Kaggle Notebooks are an in-browser Jupyter environment provided by Kaggle for running code, sharing analyses, and making submissions directly on the platform.

🛠️ How to Use Kaggle Notebooks

  1. Create a Notebook:

    • Go to any competition or dataset page.
    • Click "Code" → "New Notebook".
  2. Attach Data:

    • Use the "Add Data" button to attach competition datasets or public datasets.
  3. Write & Run Code:

    • Use Python or R.
    • Install additional packages with !pip install <package> if needed.
  4. Save & Share:

    • Save your work frequently.
    • Share notebooks publicly or keep them private.
  5. Submit to Competition:

    • For competitions, generate your submission file (e.g., submission.csv).
    • Click "Submit to Competition" from the notebook interface.

💡 Tips

  • GPU/TPU resources are available for deep learning tasks.
  • Notebooks are versioned; you can revert to previous versions.
  • Use "Copy & Edit" to fork public notebooks for your own experiments.
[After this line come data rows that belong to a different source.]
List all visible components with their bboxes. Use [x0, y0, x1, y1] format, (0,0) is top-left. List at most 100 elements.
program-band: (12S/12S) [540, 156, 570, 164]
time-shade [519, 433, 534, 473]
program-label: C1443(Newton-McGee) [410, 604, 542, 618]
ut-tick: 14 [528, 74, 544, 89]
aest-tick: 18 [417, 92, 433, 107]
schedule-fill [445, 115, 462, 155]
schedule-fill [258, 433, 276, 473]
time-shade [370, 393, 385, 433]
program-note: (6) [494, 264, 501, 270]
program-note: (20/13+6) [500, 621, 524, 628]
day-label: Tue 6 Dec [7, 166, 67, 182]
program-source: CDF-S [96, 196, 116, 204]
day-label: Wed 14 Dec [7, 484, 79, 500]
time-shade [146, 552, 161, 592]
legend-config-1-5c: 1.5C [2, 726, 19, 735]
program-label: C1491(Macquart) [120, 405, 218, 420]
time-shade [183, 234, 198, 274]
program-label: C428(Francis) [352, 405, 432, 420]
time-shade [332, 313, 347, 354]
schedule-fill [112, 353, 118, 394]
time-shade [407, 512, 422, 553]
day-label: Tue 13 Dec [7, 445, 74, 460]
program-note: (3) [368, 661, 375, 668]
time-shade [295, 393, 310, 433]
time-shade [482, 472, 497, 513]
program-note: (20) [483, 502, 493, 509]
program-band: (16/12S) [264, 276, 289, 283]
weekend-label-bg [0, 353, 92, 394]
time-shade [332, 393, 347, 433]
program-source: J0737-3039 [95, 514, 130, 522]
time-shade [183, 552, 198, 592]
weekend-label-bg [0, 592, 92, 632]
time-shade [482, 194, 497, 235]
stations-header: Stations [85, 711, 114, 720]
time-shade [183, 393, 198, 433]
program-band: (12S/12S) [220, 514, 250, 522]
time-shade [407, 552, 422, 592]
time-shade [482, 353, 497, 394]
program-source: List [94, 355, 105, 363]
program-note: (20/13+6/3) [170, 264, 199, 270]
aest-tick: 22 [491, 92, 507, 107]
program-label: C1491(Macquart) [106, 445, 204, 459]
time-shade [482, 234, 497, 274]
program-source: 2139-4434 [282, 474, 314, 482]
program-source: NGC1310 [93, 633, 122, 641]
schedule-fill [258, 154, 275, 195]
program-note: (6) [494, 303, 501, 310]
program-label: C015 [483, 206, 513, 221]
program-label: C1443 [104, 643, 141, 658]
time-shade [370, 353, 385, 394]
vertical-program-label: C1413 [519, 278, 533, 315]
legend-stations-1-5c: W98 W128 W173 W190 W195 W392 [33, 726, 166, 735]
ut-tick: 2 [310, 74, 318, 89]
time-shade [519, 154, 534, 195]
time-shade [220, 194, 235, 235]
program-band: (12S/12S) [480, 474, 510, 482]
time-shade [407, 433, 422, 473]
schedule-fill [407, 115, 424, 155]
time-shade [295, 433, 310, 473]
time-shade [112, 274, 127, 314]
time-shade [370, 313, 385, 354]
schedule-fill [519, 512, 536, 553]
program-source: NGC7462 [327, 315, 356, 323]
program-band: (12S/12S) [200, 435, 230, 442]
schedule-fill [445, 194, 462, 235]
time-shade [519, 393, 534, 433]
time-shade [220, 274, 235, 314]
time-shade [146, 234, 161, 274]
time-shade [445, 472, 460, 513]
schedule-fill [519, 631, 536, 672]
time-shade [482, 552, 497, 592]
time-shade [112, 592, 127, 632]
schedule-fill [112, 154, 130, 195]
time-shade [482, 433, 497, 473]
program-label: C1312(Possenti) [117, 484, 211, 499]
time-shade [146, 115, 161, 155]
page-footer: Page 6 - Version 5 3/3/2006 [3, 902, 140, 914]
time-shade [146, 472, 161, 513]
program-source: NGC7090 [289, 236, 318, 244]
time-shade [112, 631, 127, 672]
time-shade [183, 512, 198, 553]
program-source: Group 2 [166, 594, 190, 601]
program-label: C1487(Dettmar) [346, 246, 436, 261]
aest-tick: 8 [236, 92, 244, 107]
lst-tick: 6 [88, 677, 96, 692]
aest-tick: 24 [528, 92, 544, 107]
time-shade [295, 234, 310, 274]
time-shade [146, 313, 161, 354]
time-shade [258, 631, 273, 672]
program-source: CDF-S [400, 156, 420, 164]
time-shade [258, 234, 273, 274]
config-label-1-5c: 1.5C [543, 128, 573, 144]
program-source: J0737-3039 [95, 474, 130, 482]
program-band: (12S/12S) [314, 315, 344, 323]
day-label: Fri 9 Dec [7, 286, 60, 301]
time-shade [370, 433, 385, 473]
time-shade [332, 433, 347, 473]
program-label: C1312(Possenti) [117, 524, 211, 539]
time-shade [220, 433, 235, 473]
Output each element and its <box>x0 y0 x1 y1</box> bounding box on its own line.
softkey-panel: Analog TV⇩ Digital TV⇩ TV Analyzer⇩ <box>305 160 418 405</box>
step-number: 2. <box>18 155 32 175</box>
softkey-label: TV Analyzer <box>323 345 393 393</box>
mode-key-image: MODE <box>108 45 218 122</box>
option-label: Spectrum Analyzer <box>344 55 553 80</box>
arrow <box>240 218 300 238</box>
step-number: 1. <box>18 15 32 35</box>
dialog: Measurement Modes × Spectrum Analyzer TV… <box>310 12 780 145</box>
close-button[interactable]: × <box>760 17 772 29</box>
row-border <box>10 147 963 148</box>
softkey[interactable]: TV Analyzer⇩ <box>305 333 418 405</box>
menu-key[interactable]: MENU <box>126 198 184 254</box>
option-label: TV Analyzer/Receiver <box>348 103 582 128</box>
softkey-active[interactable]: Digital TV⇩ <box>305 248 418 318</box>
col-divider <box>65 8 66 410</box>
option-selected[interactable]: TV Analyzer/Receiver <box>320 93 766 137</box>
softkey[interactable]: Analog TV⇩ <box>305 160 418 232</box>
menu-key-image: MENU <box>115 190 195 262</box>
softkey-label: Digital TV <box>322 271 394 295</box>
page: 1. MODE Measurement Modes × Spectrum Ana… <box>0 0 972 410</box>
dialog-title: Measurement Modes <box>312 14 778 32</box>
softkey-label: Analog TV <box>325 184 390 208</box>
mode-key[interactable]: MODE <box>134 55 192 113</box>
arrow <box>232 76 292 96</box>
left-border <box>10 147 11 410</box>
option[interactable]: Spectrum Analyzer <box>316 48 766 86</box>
🏆 Example: Submitting to a Competition

# Example: Save predictions for submission
submission.to_csv('submissions/submission.csv', index=False) # saved to our submission folder.

Then use the notebook's "Submit" button to upload your file. Or use kaggle API for submission, for example !kaggle competitions submit -c <competition-name> -f submissions/submission.csv -m "<Your message for submission>"


🏁 Joining Competitions

  1. Browse competitions at Kaggle Competitions.
  2. Click on a competition, read the description and rules.
  3. Click "Join Competition" and accept the rules.
  4. Download data or use Kaggle Notebooks as described above.
  5. Make submissions and track your leaderboard position.